La Chine oblige les sous-marins étrangers à remonter à la surface dans « ses eaux »

18 février 2017 Mis à jour: 20 février 2017

Selon l’agence de presse officielle China News Service, la Chine prévoit d’amender sa législation maritime concernant le passage des sous-marins étrangers dans ses eaux territoriales. Les sous-marins devront remonter à la surface et informer les autorités chinoises de leurs itinéraires.

« Les appareils sous-marins étrangers traversant les eaux territoriales de la République populaire de Chine doivent refaire surface, naviguer avec le drapeau national levé et informer les autorités chinoises de leurs déplacements », explique l’agence. Toutefois, elle ne précise pas clairement si tout cela concerne bien la mer de Chine méridionale.

Les amendements prévoient également l’expulsion des navires étrangers des eaux territoriales s’ils représentent une menace pour la sécurité nationale ou un obstacle à la navigation, ils « permettront d’améliorer l’interaction avec les navires étrangers entrant et sortant des eaux territoriales chinoises qui effectuent un passage pacifique, mais il sera désormais possible aussi de les poursuivre et de les expulser ».

Incident avec les États-Unis

Selon certains experts, ces amendements font suite à un incident entre la Chine et les États-Unis ; la Chine a saisi un drone sous-marin américain. En décembre 2016, le Bowditch, un navire de recherche océanographique de la marine américaine, se prépare à récupérer deux drones sous-marins dans la mer de Chine méridionale, à environ 50 milles au nord-ouest de Subic Bay, à proximité des Philippines.
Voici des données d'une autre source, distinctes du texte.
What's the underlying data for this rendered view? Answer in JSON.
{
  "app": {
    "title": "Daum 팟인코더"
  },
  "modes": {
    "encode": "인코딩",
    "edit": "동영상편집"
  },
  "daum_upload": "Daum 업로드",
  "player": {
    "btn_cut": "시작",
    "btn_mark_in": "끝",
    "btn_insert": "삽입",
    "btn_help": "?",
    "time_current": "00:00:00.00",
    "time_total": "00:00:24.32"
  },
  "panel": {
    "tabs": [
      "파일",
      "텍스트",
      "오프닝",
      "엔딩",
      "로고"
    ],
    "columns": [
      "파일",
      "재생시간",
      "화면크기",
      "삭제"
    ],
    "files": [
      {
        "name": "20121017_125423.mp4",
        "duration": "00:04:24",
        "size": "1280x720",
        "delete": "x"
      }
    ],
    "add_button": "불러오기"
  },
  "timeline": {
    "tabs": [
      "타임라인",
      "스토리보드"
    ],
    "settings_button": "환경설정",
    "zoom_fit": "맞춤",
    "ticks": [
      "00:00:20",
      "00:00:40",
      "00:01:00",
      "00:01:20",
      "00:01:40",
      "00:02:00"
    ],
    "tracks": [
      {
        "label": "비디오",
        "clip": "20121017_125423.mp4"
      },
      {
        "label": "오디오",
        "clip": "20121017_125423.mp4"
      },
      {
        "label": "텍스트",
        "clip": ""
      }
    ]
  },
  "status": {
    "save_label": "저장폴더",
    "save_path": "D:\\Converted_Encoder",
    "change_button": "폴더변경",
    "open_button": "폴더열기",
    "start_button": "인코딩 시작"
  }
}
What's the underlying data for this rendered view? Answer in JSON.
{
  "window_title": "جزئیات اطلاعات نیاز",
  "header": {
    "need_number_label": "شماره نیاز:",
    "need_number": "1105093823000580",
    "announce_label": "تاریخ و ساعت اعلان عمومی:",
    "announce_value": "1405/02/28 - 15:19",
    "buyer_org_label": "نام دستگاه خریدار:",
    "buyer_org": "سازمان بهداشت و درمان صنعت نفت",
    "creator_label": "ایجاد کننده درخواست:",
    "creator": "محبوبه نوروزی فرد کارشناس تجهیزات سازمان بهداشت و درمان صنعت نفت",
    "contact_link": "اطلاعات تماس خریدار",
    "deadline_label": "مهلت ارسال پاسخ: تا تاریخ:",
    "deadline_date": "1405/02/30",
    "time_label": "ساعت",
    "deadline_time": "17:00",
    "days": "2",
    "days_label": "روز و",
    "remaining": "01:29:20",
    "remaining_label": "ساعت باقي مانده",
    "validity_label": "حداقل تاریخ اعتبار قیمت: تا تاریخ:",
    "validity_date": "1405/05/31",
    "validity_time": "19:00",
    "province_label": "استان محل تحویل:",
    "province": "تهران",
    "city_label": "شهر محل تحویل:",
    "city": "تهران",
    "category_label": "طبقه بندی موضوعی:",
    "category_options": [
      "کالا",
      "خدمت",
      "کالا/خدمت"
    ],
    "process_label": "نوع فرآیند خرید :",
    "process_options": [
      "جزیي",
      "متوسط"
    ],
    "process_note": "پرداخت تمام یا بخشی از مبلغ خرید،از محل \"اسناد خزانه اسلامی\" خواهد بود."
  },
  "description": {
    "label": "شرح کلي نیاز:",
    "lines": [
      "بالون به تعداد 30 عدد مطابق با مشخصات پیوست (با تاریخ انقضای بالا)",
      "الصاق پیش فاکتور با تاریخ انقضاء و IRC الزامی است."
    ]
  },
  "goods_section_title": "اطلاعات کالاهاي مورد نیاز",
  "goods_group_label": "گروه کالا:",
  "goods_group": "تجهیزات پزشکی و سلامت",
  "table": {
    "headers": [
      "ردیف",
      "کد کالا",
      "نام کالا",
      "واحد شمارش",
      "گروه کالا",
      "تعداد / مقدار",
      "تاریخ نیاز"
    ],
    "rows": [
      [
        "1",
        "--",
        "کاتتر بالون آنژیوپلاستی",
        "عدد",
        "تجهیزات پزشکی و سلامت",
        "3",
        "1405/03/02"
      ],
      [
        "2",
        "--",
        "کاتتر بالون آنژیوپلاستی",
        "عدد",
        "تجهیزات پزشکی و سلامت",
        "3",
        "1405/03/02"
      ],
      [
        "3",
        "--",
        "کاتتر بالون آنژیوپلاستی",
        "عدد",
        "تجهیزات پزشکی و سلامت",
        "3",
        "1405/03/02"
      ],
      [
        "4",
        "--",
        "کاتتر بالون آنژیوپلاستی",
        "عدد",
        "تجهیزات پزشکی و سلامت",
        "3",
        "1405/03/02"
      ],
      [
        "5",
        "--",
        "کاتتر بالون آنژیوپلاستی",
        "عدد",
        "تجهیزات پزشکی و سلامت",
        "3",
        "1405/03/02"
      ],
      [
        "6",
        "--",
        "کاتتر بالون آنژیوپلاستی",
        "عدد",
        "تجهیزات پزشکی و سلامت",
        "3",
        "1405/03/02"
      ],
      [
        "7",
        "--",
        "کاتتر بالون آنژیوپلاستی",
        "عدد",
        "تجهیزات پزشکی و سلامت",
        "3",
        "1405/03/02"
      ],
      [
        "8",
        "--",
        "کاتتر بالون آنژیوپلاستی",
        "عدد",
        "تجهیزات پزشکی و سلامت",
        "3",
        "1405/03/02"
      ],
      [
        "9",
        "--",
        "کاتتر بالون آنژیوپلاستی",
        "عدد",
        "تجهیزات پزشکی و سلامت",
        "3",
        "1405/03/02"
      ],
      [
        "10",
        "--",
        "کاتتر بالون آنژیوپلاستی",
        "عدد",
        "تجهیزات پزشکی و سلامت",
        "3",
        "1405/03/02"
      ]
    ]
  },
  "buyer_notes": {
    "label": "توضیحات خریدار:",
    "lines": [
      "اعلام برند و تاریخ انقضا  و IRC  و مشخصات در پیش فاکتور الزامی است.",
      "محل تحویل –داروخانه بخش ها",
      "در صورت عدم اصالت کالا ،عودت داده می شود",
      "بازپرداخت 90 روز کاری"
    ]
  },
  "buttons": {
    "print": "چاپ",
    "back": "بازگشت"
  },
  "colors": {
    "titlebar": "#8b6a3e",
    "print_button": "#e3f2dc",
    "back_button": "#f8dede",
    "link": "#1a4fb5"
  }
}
À ce moment, un navire de guerre chinois apparaît et s’approprie un des drones sous les yeux des marins américains.

Geoff Davis, le porte-parole du Pentagone, prétend que le navire chinois recevra des radiogrammes du navire américain mais ne répondra pas aux demandes de retourner le drone.

L’appareil était utilisé par les Américains pour collecter des données non classifiées dans la mer de Chine méridionale, qui est revendiquée par la République populaire. Par la suite, le drone a été rendu mais les Chinois ont réclamé qu’il n’y ait plus aucune exploration dans ces eaux.

Une législation pour la mer de Chine méridionale ?

Selon les observateurs, malgré le fait que les amendements ne mentionnent pas la mer de Chine méridionale, ils ont été introduits précisément pour cibler cette région. Outre la Chine, l’archipel Spratly dans la mer de Chine méridionale est revendiqué par la Malaisie, le Vietnam, les Philippines, Brunei et Taiwan. Or, depuis 2013, la Chine y mène de grands travaux afin de construire des îles artificielles sur lesquelles elles souhaite édifier des installations – « exclusivement à des fins pacifiques ».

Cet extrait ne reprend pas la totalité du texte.